Checking for duplicate columns
names(spotify_songs)[duplicated(names(spotify_songs))]
## character(0)
The spotify_songs data doesn’t have any duplicate columns.
hist(spotify_songs$track_popularity, main = "Track popularity")
Majority of the track popularity data is between 0-20
boxplot(track_popularity ~ playlist_genre, data = spotify_songs, main = "Track popularity")
Pop has the highest mean popularity, no outliers here.
hist(spotify_songs$danceability, main = "Danceability")
Values are left skewed, close to normal with mean 0.7.
boxplot(danceability ~ playlist_genre, data = spotify_songs, main = "Danceability")
From the boxplot of danceability we observe
hist(spotify_songs$energy, main = "Energy")
Values are left skewed, close to normal with mean 0.7.
boxplot(energy ~ playlist_genre, data = spotify_songs, main = "Energy")
As expected edm has highest median but lot of outliers below 0.4 (lower IQR).
out <- barplot(table(spotify_songs$key), main="Key")
Most songs have a 1 key.
hist(spotify_songs$loudness, main = "Loudness")
Majority of the songs has loudness in the range of -10 to 0.
boxplot(loudness ~ playlist_genre, data = spotify_songs, main = "Loudness")

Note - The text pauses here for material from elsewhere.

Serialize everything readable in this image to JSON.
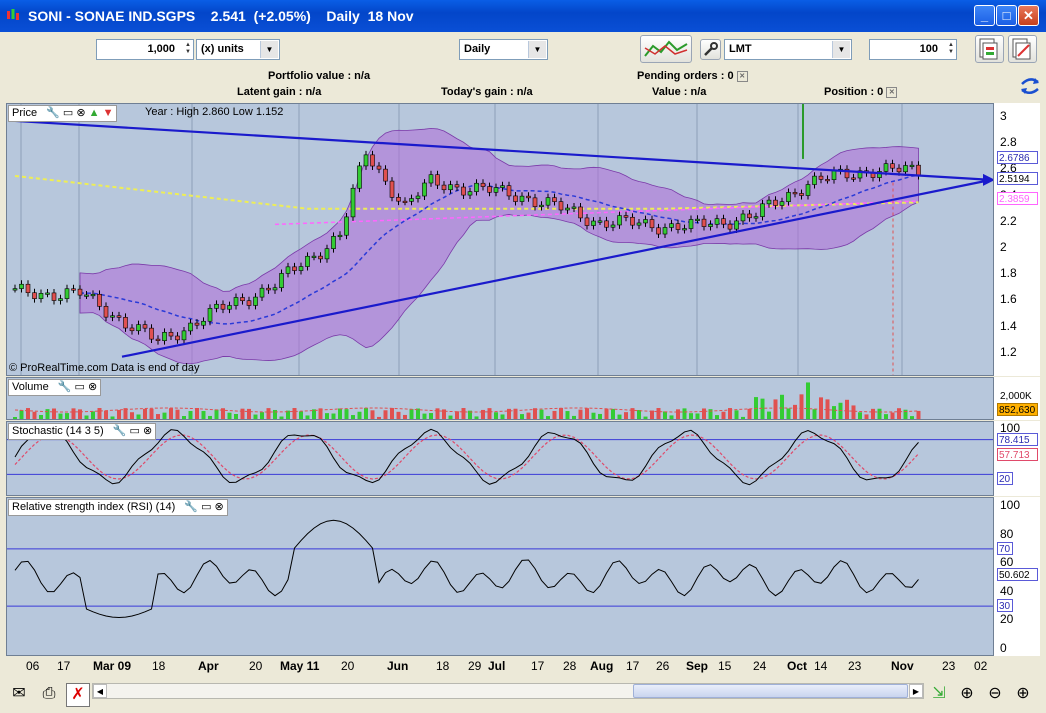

As expected EDM has the highest median. EDM,R&B and RAP has outilier above the upper IQR. All genres have multiple outliers below the lower IQR.
out <- barplot(table(spotify_songs$mode), main="Mode")
Most songs have mode 1.
hist(spotify_songs$speechiness, main = "Speechiness")
Most songs have speechiness in the range 0 - 0.2.
boxplot(loudness ~ playlist_genre, data = spotify_songs, main = "Loudness")
hist(spotify_songs$acousticness, main = "Acousticness")
Most songs have acousticness in the range 0 - 0.2.
boxplot(acousticness ~ playlist_genre, data = spotify_songs, main = "Acousticness")
Median of 0.2 and a lot of outliers on the upper IQR.